Wednesday, February 09, 2011

Liberals Don't See Their Own Hypocrisy

From the New York Times, of all places:

Discrimination is always high on the agenda at the Society for Personality and Social Psychology’s conference, where psychologists discuss their research on racial prejudice, homophobia, sexism, stereotype threat and unconscious bias against minorities. But the most talked-about speech at this year’s meeting, which ended Jan. 30, involved a new “outgroup.”

It was identified by Jonathan Haidt, a social psychologist at the University of Virginia who studies the intuitive foundations of morality and ideology. He polled his audience at the San Antonio Convention Center, starting by asking how many considered themselves politically liberal. A sea of hands appeared, and Dr. Haidt estimated that liberals made up 80 percent of the 1,000 psychologists in the ballroom.

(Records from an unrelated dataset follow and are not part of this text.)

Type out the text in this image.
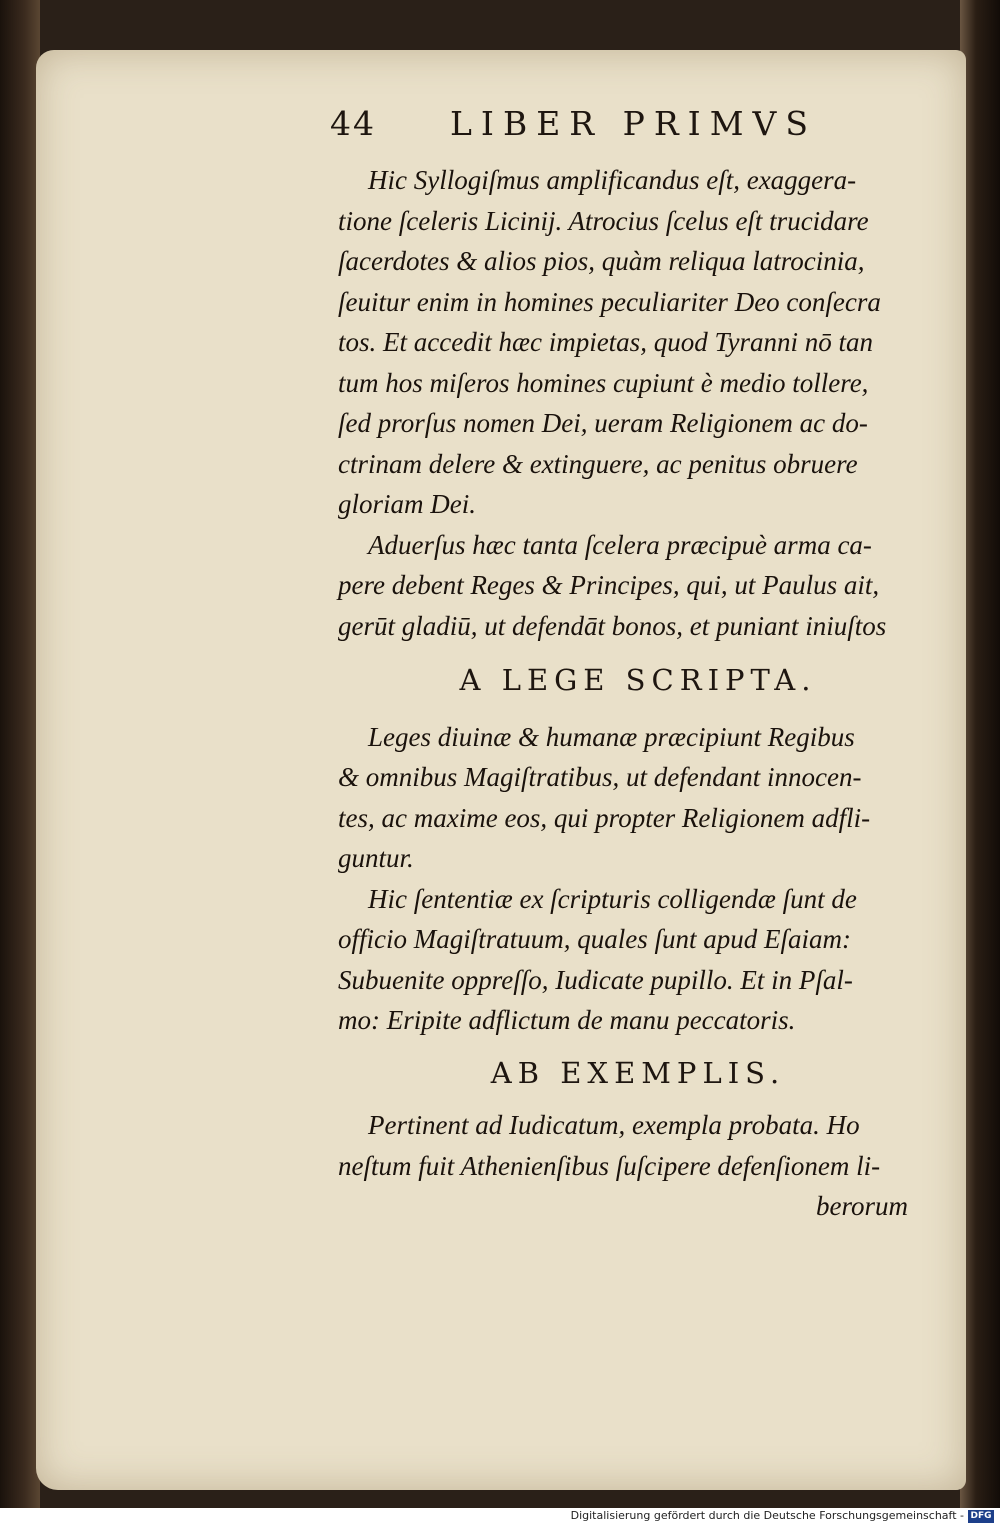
44 LIBER PRIMVS

Hic Syllogiſmus amplificandus eſt, exaggera-
tione ſceleris Licinij. Atrocius ſcelus eſt trucidare
ſacerdotes & alios pios, quàm reliqua latrocinia,
ſeuitur enim in homines peculiariter Deo conſecra
tos. Et accedit hæc impietas, quod Tyranni nō tan
tum hos miſeros homines cupiunt è medio tollere,
ſed prorſus nomen Dei, ueram Religionem ac do-
ctrinam delere & extinguere, ac penitus obruere
gloriam Dei.

Aduerſus hæc tanta ſcelera præcipuè arma ca-
pere debent Reges & Principes, qui, ut Paulus ait,
gerūt gladiū, ut defendāt bonos, et puniant iniuſtos

A LEGE SCRIPTA.

Leges diuinæ & humanæ præcipiunt Regibus
& omnibus Magiſtratibus, ut defendant innocen-
tes, ac maxime eos, qui propter Religionem adfli-
guntur.

Hic ſententiæ ex ſcripturis colligendæ ſunt de
officio Magiſtratuum, quales ſunt apud Eſaiam:
Subuenite oppreſſo, Iudicate pupillo. Et in Pſal-
mo: Eripite adflictum de manu peccatoris.

AB EXEMPLIS.

Pertinent ad Iudicatum, exempla probata. Ho
neſtum fuit Athenienſibus ſuſcipere defenſionem li-

berorum

Digitalisierung gefördert durch die Deutsche Forschungsgemeinschaft - DFG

When he asked for centrists and libertarians, he spotted fewer than three dozen hands. And then, when he asked for conservatives, he counted a grand total of three.

“This is a statistically impossible lack of diversity,” Dr. Haidt concluded, noting polls showing that 40 percent of Americans are conservative and 20 percent are liberal. In his speech and in an interview, Dr. Haidt argued that social psychologists are a “tribal-moral community” united by “sacred values” that hinder research and damage their credibility — and blind them to the hostile climate they’ve created for non-liberals.

“Anywhere in the world that social psychologists see women or minorities underrepresented by a factor of two or three, our minds jump to discrimination as the explanation,” said Dr. Haidt, who called himself a longtime liberal turned centrist. “But when we find out that conservatives are underrepresented among us by a factor of more than 100, suddenly everyone finds it quite easy to generate alternate explanations.”

He said it, not me. I just agree wholeheartedly.

5 comments:

DADvocate said...

I've mentioned this elsewhere, but one of the great ironies of this is that psychology is the study of human behavior, motivation and emotion. Much of what the liberals preach and believe in runs against the knowledge we have on human behavior, motivation and emotion.

allen (in Michigan) said...

Come on DADvocate, how could "much of what liberals preach and believe in run(s) against the knowledge we have on human behavior, motivation and emotion? Whatever else liberals might be they're still human beings. Therefore the problem's with our understanding of human behavior, etc.

I don't find lefties to be much of a mystery. As long as you keep in mind that one spectrum of human behavior lies along the line between hermit-like individuality and Big Brother-like submergence in the group lefties aren't hard to understand at all.

Lefties have a very strong group orientation which in some cases is pretty funny in that they put their individuality on display by all wearing "Che" t-shirts or some other individuality-burying emblem. Like all strongly-identifying members of an identity group everyone outside the group is, at least, an object of suspicion and any resistance to the goals of the group uncorks a pretty wild defensive reaction.

Mike Thiac said...

Damned with numbers like that you would think this was a meeting of Washington journalists.

Anonymous said...

The irony isn't just that liberals do this.

The larger irony is that you seem to be implying that conservatives don't do this, i.e., that it's a "liberal" problem.

Because of course, everyone human has this problem. Selective perception is rampant throughout humanity; it isn't confined to a particular political perspective.

That's not true for everything, of course. An interesting question is whether you would expect conservatives or liberals to (a) acknowledge that this bias exists; and (b) do something about it.

Dis you read this and think "wait a second... could I be holding that kind of unconscious bias? Could my group's choices be similarly affected?" Or did you read this and nod at "those liberals," secure in the assumption that you and your peers have all risen above bias and internalized judgments?

If the latter, well... Pot, meet kettle.

Darren said...

Well, anonymous, please identify a group that's largely conservative that doesn't recognize that it's largely conservative. *That* is the point of the article.